Since the beginning of the initial stay-at-home orders, Starbucks says consumers, who were less likely to be commuting or on a lunch break in chilly weather, became less likely to buy a singular hot drink and moved towards cold drinks and bulkier orders. Starbucks shifted its concentration onto plant-based items and cold beverages to make up for the losses seen by the pandemic. Starbucks Chief Operating Officer Rosalind Brewer explained, “That’s why we’re seeing this improved food attach [purchases of food attached to beverages] and so we feel confident that those kinds of innovations are going to keep that ticket higher than what we’ve seen in the past.”
The company did not stop at plant-based lattes and cappuccinos, and over the past year, Starbucks has bulked its menu with plant-based foods. The Impossible Breakfast Sandwich hit nationwide menus in June, now an acting competitor to Dunkin’ Donut’s Beyond Breakfast Sandwich. Although the sandwich cannot be made vegan, its success with customers inspired the company to experiment further at a singular location in Issaquah, Washington.
Starbucks Looks to Please Vegan Customers With New Options
The Issaquah location, based right outside of Seattle, stacked its menu with fresh vegan breakfast options to test the limits of a new menu. The menu includes an all-vegan Plant-Powered Breakfast Sandwich, which is made with a mung bean-based egg, a plant-based sausage, dairy-free cheese, served on an English Muffin.
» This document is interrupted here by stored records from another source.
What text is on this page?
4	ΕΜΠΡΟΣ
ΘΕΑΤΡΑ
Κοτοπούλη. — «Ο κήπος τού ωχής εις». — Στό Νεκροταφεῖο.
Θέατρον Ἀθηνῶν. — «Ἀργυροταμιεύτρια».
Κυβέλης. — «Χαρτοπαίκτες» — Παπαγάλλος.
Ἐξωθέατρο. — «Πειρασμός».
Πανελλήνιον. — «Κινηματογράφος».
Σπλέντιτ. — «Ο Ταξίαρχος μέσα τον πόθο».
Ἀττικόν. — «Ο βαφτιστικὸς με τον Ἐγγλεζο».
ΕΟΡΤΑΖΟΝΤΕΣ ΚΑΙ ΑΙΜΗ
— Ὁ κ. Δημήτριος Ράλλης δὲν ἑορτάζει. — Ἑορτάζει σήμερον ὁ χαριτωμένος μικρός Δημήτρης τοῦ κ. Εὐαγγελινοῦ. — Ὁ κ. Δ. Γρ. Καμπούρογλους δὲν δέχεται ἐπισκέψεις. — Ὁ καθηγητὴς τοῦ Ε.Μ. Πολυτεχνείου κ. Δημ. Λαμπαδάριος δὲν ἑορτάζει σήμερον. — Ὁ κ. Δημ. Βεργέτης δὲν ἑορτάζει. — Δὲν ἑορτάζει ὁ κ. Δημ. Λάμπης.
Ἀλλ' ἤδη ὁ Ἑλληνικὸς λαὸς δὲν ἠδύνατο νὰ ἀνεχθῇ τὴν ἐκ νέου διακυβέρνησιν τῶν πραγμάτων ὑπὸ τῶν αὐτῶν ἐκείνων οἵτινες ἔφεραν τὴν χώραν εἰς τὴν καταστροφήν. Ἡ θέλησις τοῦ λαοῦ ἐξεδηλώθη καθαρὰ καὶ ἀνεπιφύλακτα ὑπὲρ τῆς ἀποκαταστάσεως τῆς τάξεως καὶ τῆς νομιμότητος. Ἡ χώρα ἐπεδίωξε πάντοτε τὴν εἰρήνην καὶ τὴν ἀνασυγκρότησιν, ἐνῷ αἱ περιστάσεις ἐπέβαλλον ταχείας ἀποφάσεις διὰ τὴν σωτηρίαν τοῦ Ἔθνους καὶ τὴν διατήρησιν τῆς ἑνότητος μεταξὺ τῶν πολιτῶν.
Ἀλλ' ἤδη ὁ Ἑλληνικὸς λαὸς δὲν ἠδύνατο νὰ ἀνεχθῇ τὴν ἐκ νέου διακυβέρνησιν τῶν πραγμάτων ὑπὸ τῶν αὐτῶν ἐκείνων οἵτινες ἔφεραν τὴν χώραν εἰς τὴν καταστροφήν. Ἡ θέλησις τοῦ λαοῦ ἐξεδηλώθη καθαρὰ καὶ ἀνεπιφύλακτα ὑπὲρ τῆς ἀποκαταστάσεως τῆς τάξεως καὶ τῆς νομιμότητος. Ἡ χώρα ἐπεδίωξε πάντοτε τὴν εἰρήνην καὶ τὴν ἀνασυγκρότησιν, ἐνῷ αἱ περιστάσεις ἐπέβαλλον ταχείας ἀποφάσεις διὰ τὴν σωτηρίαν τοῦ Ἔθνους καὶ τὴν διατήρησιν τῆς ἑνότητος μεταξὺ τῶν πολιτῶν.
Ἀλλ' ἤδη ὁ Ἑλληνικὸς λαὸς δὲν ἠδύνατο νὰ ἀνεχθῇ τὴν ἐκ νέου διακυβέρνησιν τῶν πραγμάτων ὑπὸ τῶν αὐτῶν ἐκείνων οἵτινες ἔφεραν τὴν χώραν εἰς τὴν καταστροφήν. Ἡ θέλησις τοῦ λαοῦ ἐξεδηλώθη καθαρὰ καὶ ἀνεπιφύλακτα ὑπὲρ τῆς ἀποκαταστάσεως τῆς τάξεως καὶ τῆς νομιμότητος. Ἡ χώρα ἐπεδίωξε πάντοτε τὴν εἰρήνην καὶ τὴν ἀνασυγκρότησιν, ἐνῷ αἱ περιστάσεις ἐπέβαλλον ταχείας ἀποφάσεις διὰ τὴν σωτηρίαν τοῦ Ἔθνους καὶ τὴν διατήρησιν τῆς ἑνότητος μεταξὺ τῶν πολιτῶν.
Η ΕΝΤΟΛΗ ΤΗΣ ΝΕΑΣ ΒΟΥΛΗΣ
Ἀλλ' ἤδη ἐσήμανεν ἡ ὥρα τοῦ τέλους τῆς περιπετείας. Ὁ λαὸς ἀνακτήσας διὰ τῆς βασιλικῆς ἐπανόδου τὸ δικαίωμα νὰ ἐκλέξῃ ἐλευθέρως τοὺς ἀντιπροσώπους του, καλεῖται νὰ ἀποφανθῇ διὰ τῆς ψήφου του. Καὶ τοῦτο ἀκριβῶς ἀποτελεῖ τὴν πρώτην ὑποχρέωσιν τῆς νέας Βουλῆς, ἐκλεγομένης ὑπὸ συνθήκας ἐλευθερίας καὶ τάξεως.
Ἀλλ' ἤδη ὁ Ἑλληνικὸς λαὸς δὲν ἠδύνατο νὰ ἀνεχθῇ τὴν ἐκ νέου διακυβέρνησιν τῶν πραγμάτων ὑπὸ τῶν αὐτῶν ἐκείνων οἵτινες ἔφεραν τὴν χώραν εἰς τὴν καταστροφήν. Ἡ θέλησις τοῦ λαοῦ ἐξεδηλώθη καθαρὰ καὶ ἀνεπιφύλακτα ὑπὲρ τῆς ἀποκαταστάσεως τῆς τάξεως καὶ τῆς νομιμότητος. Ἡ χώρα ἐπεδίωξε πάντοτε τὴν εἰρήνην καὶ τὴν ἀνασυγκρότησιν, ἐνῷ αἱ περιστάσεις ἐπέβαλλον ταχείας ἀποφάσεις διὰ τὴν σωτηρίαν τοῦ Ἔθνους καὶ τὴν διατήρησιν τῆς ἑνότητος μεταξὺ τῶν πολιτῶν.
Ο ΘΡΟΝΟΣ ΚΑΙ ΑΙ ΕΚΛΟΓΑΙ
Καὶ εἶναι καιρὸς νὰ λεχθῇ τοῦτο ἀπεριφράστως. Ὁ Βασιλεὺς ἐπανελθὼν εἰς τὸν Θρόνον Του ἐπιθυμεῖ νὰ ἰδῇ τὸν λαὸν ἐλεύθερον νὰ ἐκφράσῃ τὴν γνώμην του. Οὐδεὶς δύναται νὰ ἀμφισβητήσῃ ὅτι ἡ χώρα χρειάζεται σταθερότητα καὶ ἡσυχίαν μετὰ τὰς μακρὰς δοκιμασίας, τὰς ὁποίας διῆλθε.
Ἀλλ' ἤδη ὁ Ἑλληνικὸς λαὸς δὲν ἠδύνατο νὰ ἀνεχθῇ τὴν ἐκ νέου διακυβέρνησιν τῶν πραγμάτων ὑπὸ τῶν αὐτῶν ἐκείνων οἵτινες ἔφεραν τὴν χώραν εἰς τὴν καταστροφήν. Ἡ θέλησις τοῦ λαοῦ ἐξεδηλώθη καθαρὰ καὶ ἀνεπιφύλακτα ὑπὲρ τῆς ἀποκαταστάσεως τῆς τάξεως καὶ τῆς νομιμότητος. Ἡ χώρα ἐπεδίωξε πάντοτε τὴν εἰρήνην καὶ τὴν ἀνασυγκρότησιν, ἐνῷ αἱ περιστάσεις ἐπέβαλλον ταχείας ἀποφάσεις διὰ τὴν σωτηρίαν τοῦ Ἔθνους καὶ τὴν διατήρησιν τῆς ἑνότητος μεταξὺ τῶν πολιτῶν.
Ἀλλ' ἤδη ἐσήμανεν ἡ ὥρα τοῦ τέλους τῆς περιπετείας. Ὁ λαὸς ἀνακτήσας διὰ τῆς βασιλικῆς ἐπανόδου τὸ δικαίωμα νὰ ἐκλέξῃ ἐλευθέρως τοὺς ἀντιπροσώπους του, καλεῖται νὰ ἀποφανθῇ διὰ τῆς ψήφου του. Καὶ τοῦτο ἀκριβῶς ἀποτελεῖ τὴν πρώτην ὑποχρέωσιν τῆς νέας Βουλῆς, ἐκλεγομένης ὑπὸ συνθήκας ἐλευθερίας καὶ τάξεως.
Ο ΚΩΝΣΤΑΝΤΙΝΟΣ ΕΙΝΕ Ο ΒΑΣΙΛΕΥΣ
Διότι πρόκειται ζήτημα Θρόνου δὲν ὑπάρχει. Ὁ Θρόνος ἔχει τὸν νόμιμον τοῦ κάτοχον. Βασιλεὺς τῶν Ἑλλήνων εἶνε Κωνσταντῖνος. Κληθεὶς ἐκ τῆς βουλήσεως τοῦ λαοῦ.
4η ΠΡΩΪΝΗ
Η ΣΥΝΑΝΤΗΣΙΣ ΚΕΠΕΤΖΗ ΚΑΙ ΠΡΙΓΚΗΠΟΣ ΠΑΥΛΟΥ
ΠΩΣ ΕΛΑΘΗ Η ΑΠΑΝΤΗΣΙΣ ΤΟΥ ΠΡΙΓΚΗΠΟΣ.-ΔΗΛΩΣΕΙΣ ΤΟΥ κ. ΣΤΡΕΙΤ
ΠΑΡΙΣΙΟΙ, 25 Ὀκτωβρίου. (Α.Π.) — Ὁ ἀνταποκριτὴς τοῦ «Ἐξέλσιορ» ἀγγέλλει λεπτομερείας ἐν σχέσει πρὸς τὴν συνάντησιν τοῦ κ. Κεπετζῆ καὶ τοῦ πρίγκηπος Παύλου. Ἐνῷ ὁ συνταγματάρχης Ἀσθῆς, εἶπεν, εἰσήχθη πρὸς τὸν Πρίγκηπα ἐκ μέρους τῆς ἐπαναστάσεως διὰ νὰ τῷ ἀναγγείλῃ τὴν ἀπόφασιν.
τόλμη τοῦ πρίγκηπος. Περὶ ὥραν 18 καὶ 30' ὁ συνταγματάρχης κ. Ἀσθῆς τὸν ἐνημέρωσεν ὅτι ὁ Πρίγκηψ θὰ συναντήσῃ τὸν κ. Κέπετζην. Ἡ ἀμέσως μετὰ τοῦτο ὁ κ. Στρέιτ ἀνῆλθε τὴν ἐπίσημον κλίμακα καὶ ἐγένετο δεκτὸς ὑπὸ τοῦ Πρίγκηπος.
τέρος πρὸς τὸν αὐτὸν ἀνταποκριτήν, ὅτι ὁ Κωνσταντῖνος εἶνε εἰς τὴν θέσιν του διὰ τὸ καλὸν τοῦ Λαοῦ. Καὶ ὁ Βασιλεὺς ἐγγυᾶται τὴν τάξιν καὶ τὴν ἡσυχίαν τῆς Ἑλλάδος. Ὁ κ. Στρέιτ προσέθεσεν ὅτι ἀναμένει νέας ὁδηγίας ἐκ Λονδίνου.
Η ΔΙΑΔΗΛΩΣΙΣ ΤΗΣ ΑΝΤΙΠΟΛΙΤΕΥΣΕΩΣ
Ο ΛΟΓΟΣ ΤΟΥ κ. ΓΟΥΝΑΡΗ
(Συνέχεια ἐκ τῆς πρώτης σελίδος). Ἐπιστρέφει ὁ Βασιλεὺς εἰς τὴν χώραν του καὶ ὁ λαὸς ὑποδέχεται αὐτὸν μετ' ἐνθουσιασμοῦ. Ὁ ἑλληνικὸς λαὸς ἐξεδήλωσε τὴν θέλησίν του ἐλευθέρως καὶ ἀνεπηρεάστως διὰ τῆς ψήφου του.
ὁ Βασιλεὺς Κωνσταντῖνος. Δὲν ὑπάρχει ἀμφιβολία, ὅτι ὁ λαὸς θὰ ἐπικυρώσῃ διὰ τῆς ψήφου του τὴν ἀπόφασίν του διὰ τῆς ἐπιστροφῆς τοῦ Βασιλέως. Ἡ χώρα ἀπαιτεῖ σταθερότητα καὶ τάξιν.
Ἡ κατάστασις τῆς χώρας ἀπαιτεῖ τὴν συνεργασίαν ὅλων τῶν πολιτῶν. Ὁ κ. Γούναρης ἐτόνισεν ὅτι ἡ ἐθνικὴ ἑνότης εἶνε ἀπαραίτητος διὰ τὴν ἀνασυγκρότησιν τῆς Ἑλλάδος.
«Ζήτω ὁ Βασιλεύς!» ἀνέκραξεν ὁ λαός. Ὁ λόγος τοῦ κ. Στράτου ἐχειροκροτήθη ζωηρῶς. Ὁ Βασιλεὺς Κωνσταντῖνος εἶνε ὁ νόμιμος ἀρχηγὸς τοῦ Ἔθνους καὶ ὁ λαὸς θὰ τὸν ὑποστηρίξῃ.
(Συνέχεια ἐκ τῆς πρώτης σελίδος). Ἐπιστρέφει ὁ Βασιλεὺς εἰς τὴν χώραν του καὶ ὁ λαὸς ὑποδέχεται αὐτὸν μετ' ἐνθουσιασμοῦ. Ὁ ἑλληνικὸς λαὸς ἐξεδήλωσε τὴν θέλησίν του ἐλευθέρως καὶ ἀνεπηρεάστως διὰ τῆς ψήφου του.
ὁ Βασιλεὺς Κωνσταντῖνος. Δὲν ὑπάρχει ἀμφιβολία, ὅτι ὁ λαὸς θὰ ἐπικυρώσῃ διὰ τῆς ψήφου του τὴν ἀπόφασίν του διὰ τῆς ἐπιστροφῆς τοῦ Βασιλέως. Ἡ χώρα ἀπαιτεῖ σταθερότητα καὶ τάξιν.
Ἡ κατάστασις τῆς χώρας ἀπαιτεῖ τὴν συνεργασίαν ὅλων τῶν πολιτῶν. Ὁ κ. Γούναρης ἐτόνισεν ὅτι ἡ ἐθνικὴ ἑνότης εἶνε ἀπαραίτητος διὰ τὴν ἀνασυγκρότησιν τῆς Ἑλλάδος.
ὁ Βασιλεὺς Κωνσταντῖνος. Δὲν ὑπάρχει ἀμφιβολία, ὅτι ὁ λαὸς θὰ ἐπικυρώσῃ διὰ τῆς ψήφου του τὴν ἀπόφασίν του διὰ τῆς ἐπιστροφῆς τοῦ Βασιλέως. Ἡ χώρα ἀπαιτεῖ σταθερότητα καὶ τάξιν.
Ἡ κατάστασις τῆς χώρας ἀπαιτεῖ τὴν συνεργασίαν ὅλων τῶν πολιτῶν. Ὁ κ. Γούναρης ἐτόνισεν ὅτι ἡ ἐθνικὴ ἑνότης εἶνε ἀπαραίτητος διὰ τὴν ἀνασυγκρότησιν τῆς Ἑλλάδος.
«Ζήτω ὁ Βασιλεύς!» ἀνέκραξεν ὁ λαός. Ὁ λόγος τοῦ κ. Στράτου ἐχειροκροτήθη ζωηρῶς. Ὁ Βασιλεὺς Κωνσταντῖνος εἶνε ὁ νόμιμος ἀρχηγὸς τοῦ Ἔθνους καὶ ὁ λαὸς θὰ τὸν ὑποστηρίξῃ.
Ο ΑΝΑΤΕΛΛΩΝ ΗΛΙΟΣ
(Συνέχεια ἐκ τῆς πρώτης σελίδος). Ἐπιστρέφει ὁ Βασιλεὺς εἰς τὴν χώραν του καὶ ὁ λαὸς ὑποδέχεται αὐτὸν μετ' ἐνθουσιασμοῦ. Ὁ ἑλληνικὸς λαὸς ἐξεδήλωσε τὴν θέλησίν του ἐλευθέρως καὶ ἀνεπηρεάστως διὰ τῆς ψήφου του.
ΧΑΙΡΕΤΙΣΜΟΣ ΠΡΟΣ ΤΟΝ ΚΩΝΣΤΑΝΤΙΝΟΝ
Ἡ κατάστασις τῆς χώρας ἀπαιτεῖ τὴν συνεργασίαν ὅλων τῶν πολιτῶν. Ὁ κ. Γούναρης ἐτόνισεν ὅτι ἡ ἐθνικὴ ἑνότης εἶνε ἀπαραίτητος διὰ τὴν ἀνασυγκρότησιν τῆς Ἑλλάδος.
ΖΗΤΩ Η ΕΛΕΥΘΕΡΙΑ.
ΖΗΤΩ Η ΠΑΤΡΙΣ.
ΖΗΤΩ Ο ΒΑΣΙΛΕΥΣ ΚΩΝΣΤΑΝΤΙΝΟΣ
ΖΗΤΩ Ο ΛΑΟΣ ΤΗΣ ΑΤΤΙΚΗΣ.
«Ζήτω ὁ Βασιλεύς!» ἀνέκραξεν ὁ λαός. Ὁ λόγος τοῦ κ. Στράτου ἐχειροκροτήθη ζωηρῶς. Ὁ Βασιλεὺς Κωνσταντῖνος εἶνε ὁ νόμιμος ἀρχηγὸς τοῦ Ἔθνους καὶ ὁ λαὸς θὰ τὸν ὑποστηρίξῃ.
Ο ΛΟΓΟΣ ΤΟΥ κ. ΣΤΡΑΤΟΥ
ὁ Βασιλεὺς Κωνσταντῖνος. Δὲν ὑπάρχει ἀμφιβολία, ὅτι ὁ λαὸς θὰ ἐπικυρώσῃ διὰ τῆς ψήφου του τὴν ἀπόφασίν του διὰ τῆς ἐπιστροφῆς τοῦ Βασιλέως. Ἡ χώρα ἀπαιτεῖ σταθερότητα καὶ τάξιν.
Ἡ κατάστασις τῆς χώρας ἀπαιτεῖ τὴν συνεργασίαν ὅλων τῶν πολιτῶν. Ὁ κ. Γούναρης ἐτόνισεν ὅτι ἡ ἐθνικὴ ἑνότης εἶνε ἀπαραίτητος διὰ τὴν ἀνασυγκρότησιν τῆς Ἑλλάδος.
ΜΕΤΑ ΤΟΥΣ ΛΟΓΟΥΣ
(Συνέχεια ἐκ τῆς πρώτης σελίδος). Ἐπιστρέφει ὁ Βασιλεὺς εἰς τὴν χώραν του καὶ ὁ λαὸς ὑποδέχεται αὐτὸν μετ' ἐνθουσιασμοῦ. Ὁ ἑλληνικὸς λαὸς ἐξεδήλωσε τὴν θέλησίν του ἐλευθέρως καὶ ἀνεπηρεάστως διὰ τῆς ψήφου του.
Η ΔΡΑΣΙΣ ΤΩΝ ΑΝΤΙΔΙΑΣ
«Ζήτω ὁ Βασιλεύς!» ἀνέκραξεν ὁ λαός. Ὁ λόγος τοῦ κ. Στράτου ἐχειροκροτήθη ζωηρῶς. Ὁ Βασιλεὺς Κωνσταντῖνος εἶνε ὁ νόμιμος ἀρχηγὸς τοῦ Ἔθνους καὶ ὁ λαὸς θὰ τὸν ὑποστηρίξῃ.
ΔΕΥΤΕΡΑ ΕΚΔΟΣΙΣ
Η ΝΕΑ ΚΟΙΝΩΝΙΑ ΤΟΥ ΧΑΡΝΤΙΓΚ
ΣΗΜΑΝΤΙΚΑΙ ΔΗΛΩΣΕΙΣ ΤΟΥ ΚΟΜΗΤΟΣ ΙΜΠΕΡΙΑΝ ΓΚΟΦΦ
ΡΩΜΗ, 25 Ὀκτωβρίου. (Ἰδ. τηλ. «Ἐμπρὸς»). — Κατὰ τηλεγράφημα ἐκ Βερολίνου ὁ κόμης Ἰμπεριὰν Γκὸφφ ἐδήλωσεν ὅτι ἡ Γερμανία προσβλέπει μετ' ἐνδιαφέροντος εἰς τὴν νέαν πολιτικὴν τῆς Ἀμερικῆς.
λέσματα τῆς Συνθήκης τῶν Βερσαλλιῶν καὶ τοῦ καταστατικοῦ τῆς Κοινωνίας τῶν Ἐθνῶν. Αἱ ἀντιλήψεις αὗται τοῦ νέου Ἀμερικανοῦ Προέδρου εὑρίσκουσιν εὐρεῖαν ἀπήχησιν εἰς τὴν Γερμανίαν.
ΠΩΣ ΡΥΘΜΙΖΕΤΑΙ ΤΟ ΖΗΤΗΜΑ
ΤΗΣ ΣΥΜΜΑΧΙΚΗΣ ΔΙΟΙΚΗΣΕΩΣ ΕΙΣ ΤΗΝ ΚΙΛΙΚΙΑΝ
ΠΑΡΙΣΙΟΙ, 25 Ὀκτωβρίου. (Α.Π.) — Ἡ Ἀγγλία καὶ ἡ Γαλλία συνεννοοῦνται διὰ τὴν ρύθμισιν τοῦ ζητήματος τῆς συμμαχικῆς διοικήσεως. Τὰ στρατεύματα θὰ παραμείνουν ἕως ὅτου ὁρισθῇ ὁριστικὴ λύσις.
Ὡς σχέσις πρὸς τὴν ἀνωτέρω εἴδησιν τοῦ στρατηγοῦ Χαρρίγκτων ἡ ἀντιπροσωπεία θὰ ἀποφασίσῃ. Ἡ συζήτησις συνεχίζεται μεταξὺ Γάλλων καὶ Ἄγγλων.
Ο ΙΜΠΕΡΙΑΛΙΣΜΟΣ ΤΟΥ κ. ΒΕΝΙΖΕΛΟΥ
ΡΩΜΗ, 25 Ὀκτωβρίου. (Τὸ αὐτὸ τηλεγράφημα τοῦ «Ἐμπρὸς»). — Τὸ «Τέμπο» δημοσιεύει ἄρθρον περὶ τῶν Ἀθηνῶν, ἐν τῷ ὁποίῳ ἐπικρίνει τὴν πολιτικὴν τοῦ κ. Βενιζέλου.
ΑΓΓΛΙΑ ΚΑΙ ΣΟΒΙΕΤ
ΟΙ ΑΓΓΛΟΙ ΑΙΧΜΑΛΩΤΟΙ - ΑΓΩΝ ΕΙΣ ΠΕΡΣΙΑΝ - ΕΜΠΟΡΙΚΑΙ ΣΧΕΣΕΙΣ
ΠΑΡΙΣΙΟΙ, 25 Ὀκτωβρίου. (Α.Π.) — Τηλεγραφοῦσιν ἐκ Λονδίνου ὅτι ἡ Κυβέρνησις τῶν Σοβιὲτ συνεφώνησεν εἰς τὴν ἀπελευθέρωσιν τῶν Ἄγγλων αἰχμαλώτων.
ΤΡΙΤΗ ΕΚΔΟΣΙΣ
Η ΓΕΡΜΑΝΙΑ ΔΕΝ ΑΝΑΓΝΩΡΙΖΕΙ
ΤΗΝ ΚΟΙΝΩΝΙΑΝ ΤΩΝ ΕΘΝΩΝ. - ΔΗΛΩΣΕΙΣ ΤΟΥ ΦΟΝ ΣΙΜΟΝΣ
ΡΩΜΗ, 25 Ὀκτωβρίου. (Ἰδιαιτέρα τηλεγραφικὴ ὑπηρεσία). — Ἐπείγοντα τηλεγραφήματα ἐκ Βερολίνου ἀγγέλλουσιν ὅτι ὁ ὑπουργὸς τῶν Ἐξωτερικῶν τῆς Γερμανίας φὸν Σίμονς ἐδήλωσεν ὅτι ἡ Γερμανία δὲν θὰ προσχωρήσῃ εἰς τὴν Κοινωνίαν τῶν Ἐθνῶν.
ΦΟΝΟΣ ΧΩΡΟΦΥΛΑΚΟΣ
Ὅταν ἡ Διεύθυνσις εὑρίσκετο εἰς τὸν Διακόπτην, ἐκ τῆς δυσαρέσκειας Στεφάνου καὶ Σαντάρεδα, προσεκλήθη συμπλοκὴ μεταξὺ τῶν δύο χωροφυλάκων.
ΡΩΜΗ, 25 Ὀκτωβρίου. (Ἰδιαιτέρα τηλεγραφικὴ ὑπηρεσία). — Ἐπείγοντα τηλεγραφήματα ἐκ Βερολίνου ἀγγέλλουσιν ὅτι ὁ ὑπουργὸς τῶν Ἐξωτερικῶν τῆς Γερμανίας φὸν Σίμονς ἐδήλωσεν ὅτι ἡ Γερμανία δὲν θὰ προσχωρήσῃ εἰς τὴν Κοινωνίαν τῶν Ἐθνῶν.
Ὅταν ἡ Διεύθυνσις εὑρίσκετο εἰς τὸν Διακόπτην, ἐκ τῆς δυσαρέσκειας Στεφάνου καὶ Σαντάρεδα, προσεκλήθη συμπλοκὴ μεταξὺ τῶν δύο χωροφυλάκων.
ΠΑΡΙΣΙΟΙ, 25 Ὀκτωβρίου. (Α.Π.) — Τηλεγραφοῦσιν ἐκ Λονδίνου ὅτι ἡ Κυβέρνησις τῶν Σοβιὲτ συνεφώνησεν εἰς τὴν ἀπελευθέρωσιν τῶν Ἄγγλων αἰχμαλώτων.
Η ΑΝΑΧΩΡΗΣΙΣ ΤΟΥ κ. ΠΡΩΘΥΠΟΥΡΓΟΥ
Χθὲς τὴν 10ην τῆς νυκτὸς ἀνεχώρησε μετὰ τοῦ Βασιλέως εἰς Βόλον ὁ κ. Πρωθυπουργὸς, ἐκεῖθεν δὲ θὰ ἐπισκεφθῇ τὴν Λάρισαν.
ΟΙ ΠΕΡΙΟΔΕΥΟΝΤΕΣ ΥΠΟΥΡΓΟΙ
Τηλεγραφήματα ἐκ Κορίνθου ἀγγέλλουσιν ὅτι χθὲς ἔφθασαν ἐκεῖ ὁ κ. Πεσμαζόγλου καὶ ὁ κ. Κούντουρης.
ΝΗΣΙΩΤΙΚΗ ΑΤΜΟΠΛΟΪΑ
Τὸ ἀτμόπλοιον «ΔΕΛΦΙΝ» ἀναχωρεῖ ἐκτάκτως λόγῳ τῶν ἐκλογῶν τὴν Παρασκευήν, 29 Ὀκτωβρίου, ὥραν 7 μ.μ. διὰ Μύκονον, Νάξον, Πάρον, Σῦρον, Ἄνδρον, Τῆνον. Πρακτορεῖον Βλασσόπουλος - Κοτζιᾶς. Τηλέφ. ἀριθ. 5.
Starbucks jumped into deeper territory with a quiche alternative Plant-Powered Potato Bake bite made with the plant-based egg. The store also introduced Chickpea bites and vegan cashew milk-based cream cheese sourced from Miyoko’s Creamery.
“We use that [store] as sort of a test area when we innovate, create things here in our support center,” CEO Johnson said. “We test in that store. So, if I think about both beverage and food, the number one trend I would high there are just the consumer shift and consumer preferences around plant-based.”
Starbuck is pivoting its business model to meet plant-based demands, fueling hope that these experiments will prove popular enough to make their way to nationwide locations. In the near future, we hope customers won't have to give up grabbing a coffee and breakfast sandwich from Starbucks if they want to switch up a plant-based diet.